Hope and potential all rolled into one, it stood in the weak March sunlight proudly declaring “If I can be saved, so can the rest of this old place.”
A powerful sentiment.
“It’s got really weird animals,” Chelsea said, but he detected no disdain.
“You’re right. Is that a bull?”
“Yeah, and a couple of sheep.”
“Bighorn sheep, I’m pretty sure.”
“There’s a bison! And a cow.” She giggled, the sound sweet on the cool breeze. “What are those?”
“An elk and two white-tailed deer.”
“Their saddles are so beautiful. So ornate. I want to ride all of them.” She peered up at him. “Will we still be here when the fair is on?”
Apparently, they planned to launch in August and it was only March. Sam’s next business venture started in one month. He had only thirty days to get this problem sorted out so he could hightail it home.

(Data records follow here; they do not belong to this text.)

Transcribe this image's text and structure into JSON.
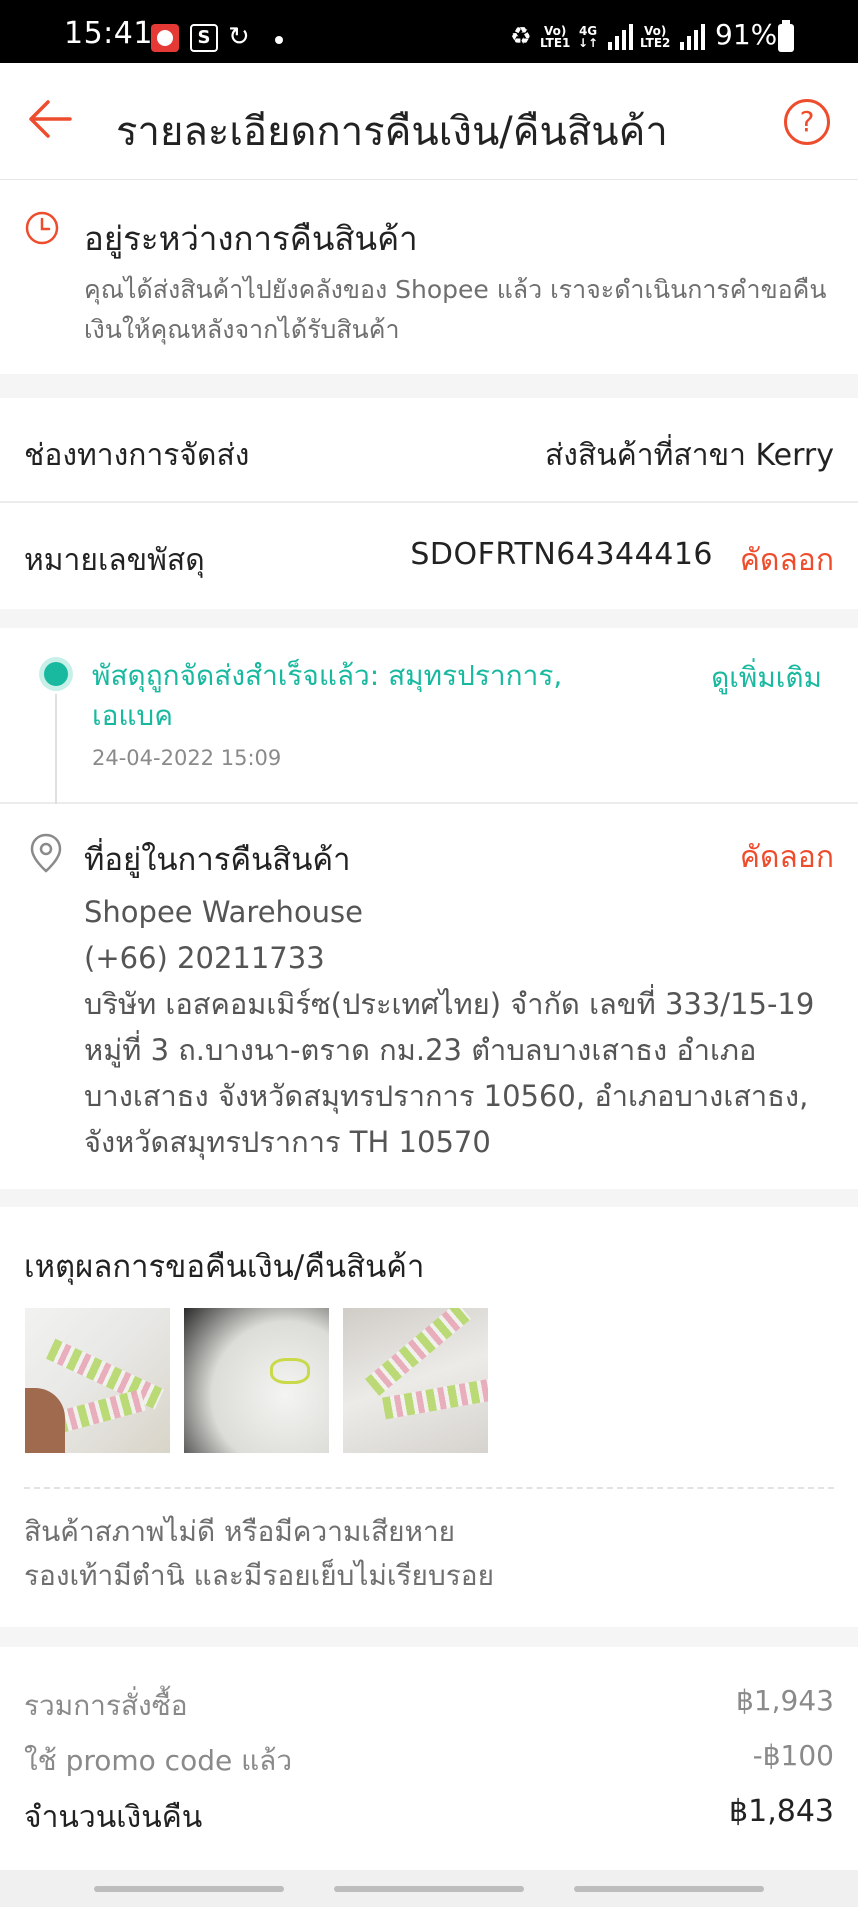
{
  "status_bar": {
    "time": "15:41",
    "battery": "91%",
    "net1": "Vo)\nLTE1",
    "net2": "4G",
    "net3": "Vo)\nLTE2",
    "icons": [
      "app-notification-icon",
      "shopee-icon",
      "sync-icon",
      "recycle-icon",
      "signal-icon",
      "battery-icon"
    ]
  },
  "header": {
    "title": "รายละเอียดการคืนเงิน/คืนสินค้า",
    "back_icon": "arrow-left-icon",
    "help_label": "?"
  },
  "status": {
    "title": "อยู่ระหว่างการคืนสินค้า",
    "description": "คุณได้ส่งสินค้าไปยังคลังของ Shopee แล้ว เราจะดำเนินการคำขอคืนเงินให้คุณหลังจากได้รับสินค้า"
  },
  "shipping": {
    "channel_label": "ช่องทางการจัดส่ง",
    "channel_value": "ส่งสินค้าที่สาขา Kerry",
    "tracking_label": "หมายเลขพัสดุ",
    "tracking_number": "SDOFRTN64344416",
    "copy_label": "คัดลอก"
  },
  "tracking": {
    "status_text": "พัสดุถูกจัดส่งสำเร็จแล้ว: สมุทรปราการ, เอแบค",
    "timestamp": "24-04-2022 15:09",
    "more_label": "ดูเพิ่มเติม"
  },
  "address": {
    "title": "ที่อยู่ในการคืนสินค้า",
    "copy_label": "คัดลอก",
    "name": "Shopee Warehouse",
    "phone": "(+66) 20211733",
    "detail": "บริษัท เอสคอมเมิร์ซ(ประเทศไทย) จำกัด เลขที่ 333/15-19 หมู่ที่ 3 ถ.บางนา-ตราด กม.23 ตำบลบางเสาธง อำเภอบางเสาธง จังหวัดสมุทรปราการ 10560, อำเภอบางเสาธง, จังหวัดสมุทรปราการ TH 10570"
  },
  "reason": {
    "title": "เหตุผลการขอคืนเงิน/คืนสินค้า",
    "line1": "สินค้าสภาพไม่ดี หรือมีความเสียหาย",
    "line2": "รองเท้ามีตำนิ และมีรอยเย็บไม่เรียบรอย"
  },
  "summary": {
    "order_total_label": "รวมการสั่งซื้อ",
    "order_total_value": "฿1,943",
    "promo_label": "ใช้ promo code แล้ว",
    "promo_value": "-฿100",
    "refund_label": "จำนวนเงินคืน",
    "refund_value": "฿1,843"
  },
  "colors": {
    "accent": "#ee4d2d",
    "teal": "#19b9a0",
    "background": "#f5f5f5"
  }
}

No way was he losing out on the opportunity to make serious money with his new investment firm, Carmichael, Jones and Raven. Between the three partners, their experience totaled fifty years. Sam planned to take the industry by storm.
If, along the way, he showed up his ex-wife and father-in-law and the company they’d wrestled away from him during the divorce, all the better. Answering Chelsea’s question about attending the fair, he said, “It isn’t likely, possum.”
His nickname for his daughter slipped out before thought or caution. For some reason, as a little girl, Chelsea had taken a liking to Dame Edna and had giggled every time possum was used as an endearment.
Sam had called her possum once and she’d rolled on the floor laughing. The name had stuck.
Sometimes at night, he could hear her accessing YouTube on her laptop and watching old shows she must know by heart.
Entranced by the carousel, she didn’t call him to task for the nickname she, these days, called stupid.
“I don’t know what’s going to happen here.”
“If you have your way, there won’t even be a fair.” How could one young girl hold so much bitterness? Had the divorce harmed her beyond repair?
He hoped not, with a fierceness that shocked him.
“You know what? This place looks bad now, but I can see the potential. I can see what Gramps and his father built.”
Chelsea nodded. “Yeah, it must have been really cool years ago.”
“I agree.” Dad must have spent a fair bit of time every summer working here. Then he’d walked away from it all and never looked back.
Sam couldn’t get enough of the place. He could stand here for hours checking it out. Even better, he’d like to walk the land. It might be derelict now, but it must have been magical in its day.